Брюллов, несмотря на все свое сходство с болонцами, в сущности, сильно уступал им. Он был слишком засушен суровой и тупой школой Андрея Иванова и слишком опошлился затем среди варварского в художественном отношении общества, чтоб равняться ученому Карраччи, соблазнительному Гвидо, мрачному Гверчино и умному Дзампиери. Совсем другое — Бруни, который был достойным наследником всех этих художников и великолепно впитал в себя их изумительное мастерство, подобно им, сумел развиться до высшей точки школьного совершенства. Мало того, ему удалось придать к унаследованному от них эклектическому фонду, состоящему из заимствований у Рафаэля, Леонардо и Буонарроти (заимствований, так остроумно ими претворенных в нечто более доступное для толпы, более гибкое, растяжимое и прельстительное), еще одну, новую прелесть: прелесть святости, пикантного мистицизма, чего-то и сладострастного и чистого. Брюллов груб. Если с ним еще не совсем порешили, то благодаря только отсутствию у нас в обществе и даже среди художников любовного и глубокого отношения к искусству. Бруни, напротив того, мог бы импонировать не только у нас. Подобно некоторым западным художникам, он представляется каким-то загадочным, как будто глубоким, как будто понявшим сверхчувственное и таинственное. В нем есть и аскетическая прелесть некоторых прерафаэлитов, попавшая к нему, вероятно, от назарейцев, и рядом с этим что-то обольстительное, ядовито-сладострастное, что встречается у Альбани и Франческини.

В некоторых вещах эта чувственная сторона выглянула вполне откровенно, без всякой примеси, и эти как раз вещи дают нам настоящего Бруни, помимо его воли и сознания раскрывают всю глубину языческой души его, и только эти его произведения, вероятно, навсегда сохранят свою прелесть даже тогда, когда все его полукорнелианские, полугвидовские грандиозные композиции уже никого не будут обманывать. Его вакханки, наяды и амуры действительно прекрасны. Его боги если и не боги древнегреческого Олимпа, то того Олимпа, который был открыт Рафаэлем. Замечательно, что в этих картинах Бруни виден поворот не к жеманности XVII и XVIII веков, а скорее к самому Рафаэлю, и не такой поворот, который был и в Егорове, — жалкий академический плагиат, жалкие потуги угнаться за Гением красоты, — но проявление той же откровенной, здоровой и мощной чувственности, которые составляли основу личности великого урбинца.

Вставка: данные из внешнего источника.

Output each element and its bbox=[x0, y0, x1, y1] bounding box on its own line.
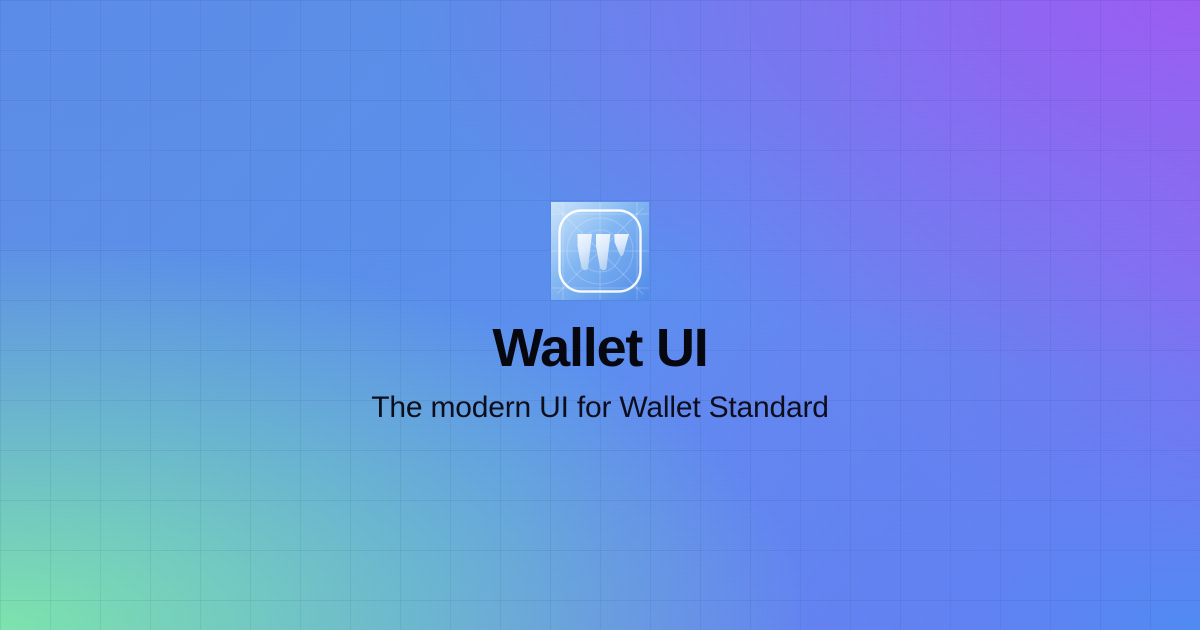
page-subtitle: The modern UI for Wallet Standard bbox=[371, 390, 829, 426]
card-content: Wallet UI The modern UI for Wallet Stand… bbox=[0, 0, 1200, 630]
wallet-ui-app-icon bbox=[551, 202, 649, 300]
og-social-card: Wallet UI The modern UI for Wallet Stand… bbox=[0, 0, 1200, 630]
page-title: Wallet UI bbox=[492, 320, 707, 376]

Однако не эти картины, которых сам «мистик» Бруни, вероятно, стыдился, составили славу его, не их предлагал он в пример молодым поколениям, не в угоду им проклинал все новое и свежее, что росло вокруг него. Бруни был дитя слишком изолгавшейся эпохи, чтобы верить даже той правде, которая была в собственной душе его, а если уж он сам не верил, то никого и не мог заставить поверить, тем более что очень мало произвел таких вещей. Славу Бруни, наоборот, составило как раз то, в чем ярче всего выразился болонизм его: те претендующие на глубину и мистику, действительно превосходно исполненные, но, в сущности, только велеречивые и риторические религиозные картины, в которых больше хитроумной подделки, нежели истинного, свободного творчества.